Herbicides may be the safest option given the problematic nature of controlling poison hemlock by physical removal (see Case Study below). Fortunately, the non-native weed is susceptible to a wide range of selective and non-selective postemergent herbicides.
Non-selective herbicides with the active ingredients glyphosate (e.g., Roundup) or pelargonic acid (e.g., Scythe) are effective but can also eliminate plants that compete with poison hemlock. Herbicidal openings produced by non-selective herbicides provide perfect opportunities for poison hemlock to spring forth from previously deposited seed. Thus, it's important to have a plan for establishing competitive plants such as over-seeding with grasses (family Poaceae).
Grasses are effective competitors against poison hemlock and a range of selective post-emergent herbicides can be used that will preserve grasses but kill the poison hemlock. These include clopyralid (e.g., Transline), metsulfuron (e.g., Escort XP), triclopyr (e.g., Triclopyr 4), and products that contain a combination of 2,4-D, dicamba, mecoprop, and dichlorprop.

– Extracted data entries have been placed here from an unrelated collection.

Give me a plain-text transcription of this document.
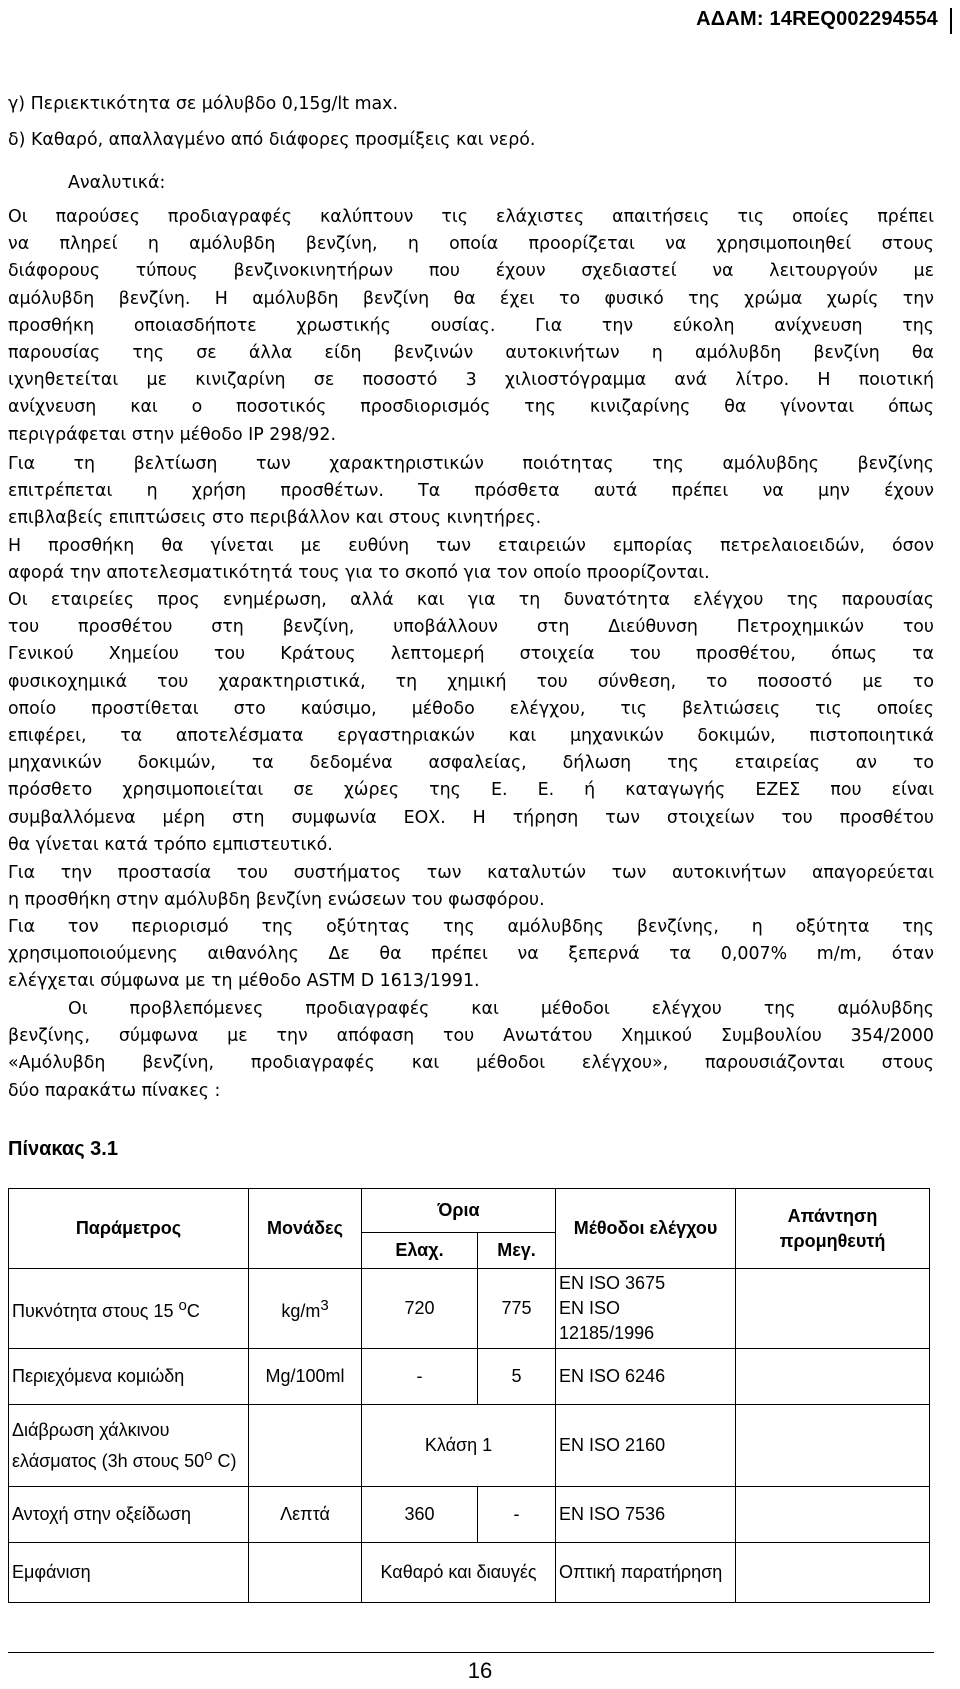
ΑΔΑΜ: 14REQ002294554
γ) Περιεκτικότητα σε μόλυβδο 0,15g/lt max.
δ) Καθαρό, απαλλαγμένο από διάφορες προσμίξεις και νερό.
Αναλυτικά:
Οι παρούσες προδιαγραφές καλύπτουν τις ελάχιστες απαιτήσεις τις οποίες πρέπει
να πληρεί η αμόλυβδη βενζίνη, η οποία προορίζεται να χρησιμοποιηθεί στους
διάφορους τύπους βενζινοκινητήρων που έχουν σχεδιαστεί να λειτουργούν με
αμόλυβδη βενζίνη. Η αμόλυβδη βενζίνη θα έχει το φυσικό της χρώμα χωρίς την
προσθήκη οποιασδήποτε χρωστικής ουσίας. Για την εύκολη ανίχνευση της
παρουσίας της σε άλλα είδη βενζινών αυτοκινήτων η αμόλυβδη βενζίνη θα
ιχνηθετείται με κινιζαρίνη σε ποσοστό 3 χιλιοστόγραμμα ανά λίτρο. Η ποιοτική
ανίχνευση και ο ποσοτικός προσδιορισμός της κινιζαρίνης θα γίνονται όπως
περιγράφεται στην μέθοδο IP 298/92.
Για τη βελτίωση των χαρακτηριστικών ποιότητας της αμόλυβδης βενζίνης
επιτρέπεται η χρήση προσθέτων. Τα πρόσθετα αυτά πρέπει να μην έχουν
επιβλαβείς επιπτώσεις στο περιβάλλον και στους κινητήρες.
Η προσθήκη θα γίνεται με ευθύνη των εταιρειών εμπορίας πετρελαιοειδών, όσον
αφορά την αποτελεσματικότητά τους για το σκοπό για τον οποίο προορίζονται.
Οι εταιρείες προς ενημέρωση, αλλά και για τη δυνατότητα ελέγχου της παρουσίας
του προσθέτου στη βενζίνη, υποβάλλουν στη Διεύθυνση Πετροχημικών του
Γενικού Χημείου του Κράτους λεπτομερή στοιχεία του προσθέτου, όπως τα
φυσικοχημικά του χαρακτηριστικά, τη χημική του σύνθεση, το ποσοστό με το
οποίο προστίθεται στο καύσιμο, μέθοδο ελέγχου, τις βελτιώσεις τις οποίες
επιφέρει, τα αποτελέσματα εργαστηριακών και μηχανικών δοκιμών, πιστοποιητικά
μηχανικών δοκιμών, τα δεδομένα ασφαλείας, δήλωση της εταιρείας αν το
πρόσθετο χρησιμοποιείται σε χώρες της Ε. Ε. ή καταγωγής ΕΖΕΣ που είναι
συμβαλλόμενα μέρη στη συμφωνία ΕΟΧ. Η τήρηση των στοιχείων του προσθέτου
θα γίνεται κατά τρόπο εμπιστευτικό.
Για την προστασία του συστήματος των καταλυτών των αυτοκινήτων απαγορεύεται
η προσθήκη στην αμόλυβδη βενζίνη ενώσεων του φωσφόρου.
Για τον περιορισμό της οξύτητας της αμόλυβδης βενζίνης, η οξύτητα της
χρησιμοποιούμενης αιθανόλης Δε θα πρέπει να ξεπερνά τα 0,007% m/m, όταν
ελέγχεται σύμφωνα με τη μέθοδο ASTM D 1613/1991.
Οι προβλεπόμενες προδιαγραφές και μέθοδοι ελέγχου της αμόλυβδης
βενζίνης, σύμφωνα με την απόφαση του Ανωτάτου Χημικού Συμβουλίου 354/2000
«Αμόλυβδη βενζίνη, προδιαγραφές και μέθοδοι ελέγχου», παρουσιάζονται στους
δύο παρακάτω πίνακες :
Πίνακας 3.1
Παράμετρος	Μονάδες	Όρια		Μέθοδοι ελέγχου	Απάντηση προμηθευτή
		Ελαχ.	Μεγ.		
Πυκνότητα στους 15 $^o$C	$kg/m^3$	720	775	EN ISO 3675
EN ISO
12185/1996	

Περιεχόμενα κομιώδη	Mg/100ml	-	5	EN ISO 6246	
Διάβρωση χάλκινου ελάσματος (3h στους 50$^o$ C)		Κλάση 1		EN ISO 2160	
Αντοχή στην οξείδωση	Λεπτά	360	-	EN ISO 7536	
Εμφάνιση		Καθαρό και διαυγές		Οπτική παρατήρηση	
16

Of course, as with using any pesticide, it’s important to closely read and follow label directions. Some post-emergent herbicides can seriously damage trees if applied over the root zone.

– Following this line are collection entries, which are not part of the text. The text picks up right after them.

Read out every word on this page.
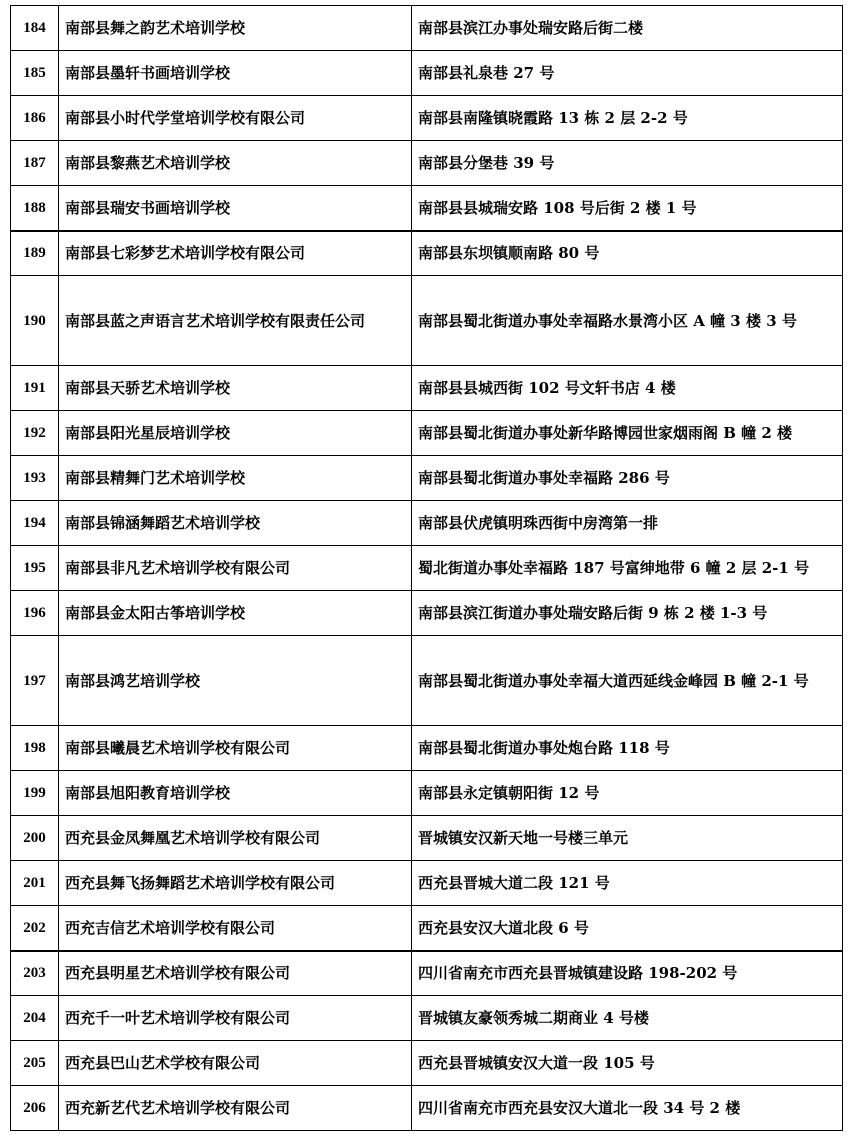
184	南部县舞之韵艺术培训学校	南部县滨江办事处瑞安路后街二楼
185	南部县墨轩书画培训学校	南部县礼泉巷 27 号
186	南部县小时代学堂培训学校有限公司	南部县南隆镇晓霞路 13 栋 2 层 2-2 号
187	南部县黎燕艺术培训学校	南部县分堡巷 39 号
188	南部县瑞安书画培训学校	南部县县城瑞安路 108 号后街 2 楼 1 号
189	南部县七彩梦艺术培训学校有限公司	南部县东坝镇顺南路 80 号
190	南部县蓝之声语言艺术培训学校有限责任公司	南部县蜀北街道办事处幸福路水景湾小区 A 幢 3 楼 3 号
191	南部县天骄艺术培训学校	南部县县城西街 102 号文轩书店 4 楼
192	南部县阳光星辰培训学校	南部县蜀北街道办事处新华路博园世家烟雨阁 B 幢 2 楼
193	南部县精舞门艺术培训学校	南部县蜀北街道办事处幸福路 286 号
194	南部县锦涵舞蹈艺术培训学校	南部县伏虎镇明珠西街中房湾第一排
195	南部县非凡艺术培训学校有限公司	蜀北街道办事处幸福路 187 号富绅地带 6 幢 2 层 2-1 号
196	南部县金太阳古筝培训学校	南部县滨江街道办事处瑞安路后街 9 栋 2 楼 1-3 号
197	南部县鸿艺培训学校	南部县蜀北街道办事处幸福大道西延线金峰园 B 幢 2-1 号
198	南部县曦晨艺术培训学校有限公司	南部县蜀北街道办事处炮台路 118 号
199	南部县旭阳教育培训学校	南部县永定镇朝阳街 12 号
200	西充县金凤舞凰艺术培训学校有限公司	晋城镇安汉新天地一号楼三单元
201	西充县舞飞扬舞蹈艺术培训学校有限公司	西充县晋城大道二段 121 号
202	西充吉信艺术培训学校有限公司	西充县安汉大道北段 6 号
203	西充县明星艺术培训学校有限公司	四川省南充市西充县晋城镇建设路 198-202 号
204	西充千一叶艺术培训学校有限公司	晋城镇友豪领秀城二期商业 4 号楼
205	西充县巴山艺术学校有限公司	西充县晋城镇安汉大道一段 105 号
206	西充新艺代艺术培训学校有限公司	四川省南充市西充县安汉大道北一段 34 号 2 楼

A CAUTIONARY CASE STUDY: Beware of Aerosolized Sap. A story titled, “Hiding in Plain Sight” published in the “Life + Health” section of Good Housekeeping (April 2022, pgs. 21-25) described a disastrous encounter with poison hemlock in 2021 in southwest Ohio. A landowner was using an electric chainsaw to cut down large weeds with thick stems on his property. He didn't know what kind of weeds he was cutting, but the stems defied string trimming.
The landowner began to feel ill and was having trouble breathing. He was taken to a hospital emergency room where he tested negative for COVID-19. His symptoms worsened, so he was admitted to the hospital. Various diagnoses were considered and eliminated by his physicians including pneumonia.
Poison hemlock exposure was not considered because the landowner was not familiar with the dangerous plant and the health risks it presented. He had just been “cutting down weeds.” The link to his symptoms was eventually made when his daughter showed him images of poison hemlock and he identified it as the weed he was cutting down. He spent 109 days in the hospital ultimately needing heart surgery.
The plight of the landowner is not proof-positive he had inhaled poison hemlock sap that had been aerosolized by the chainsaw. The toxins may have found their way into his system via another route. However, his physicians believe the mode of entry was through inhalation based on the symptoms and the damage to the landowner’s lungs. Regardless, it’s a cautionary tale that should be considered while weighing management options.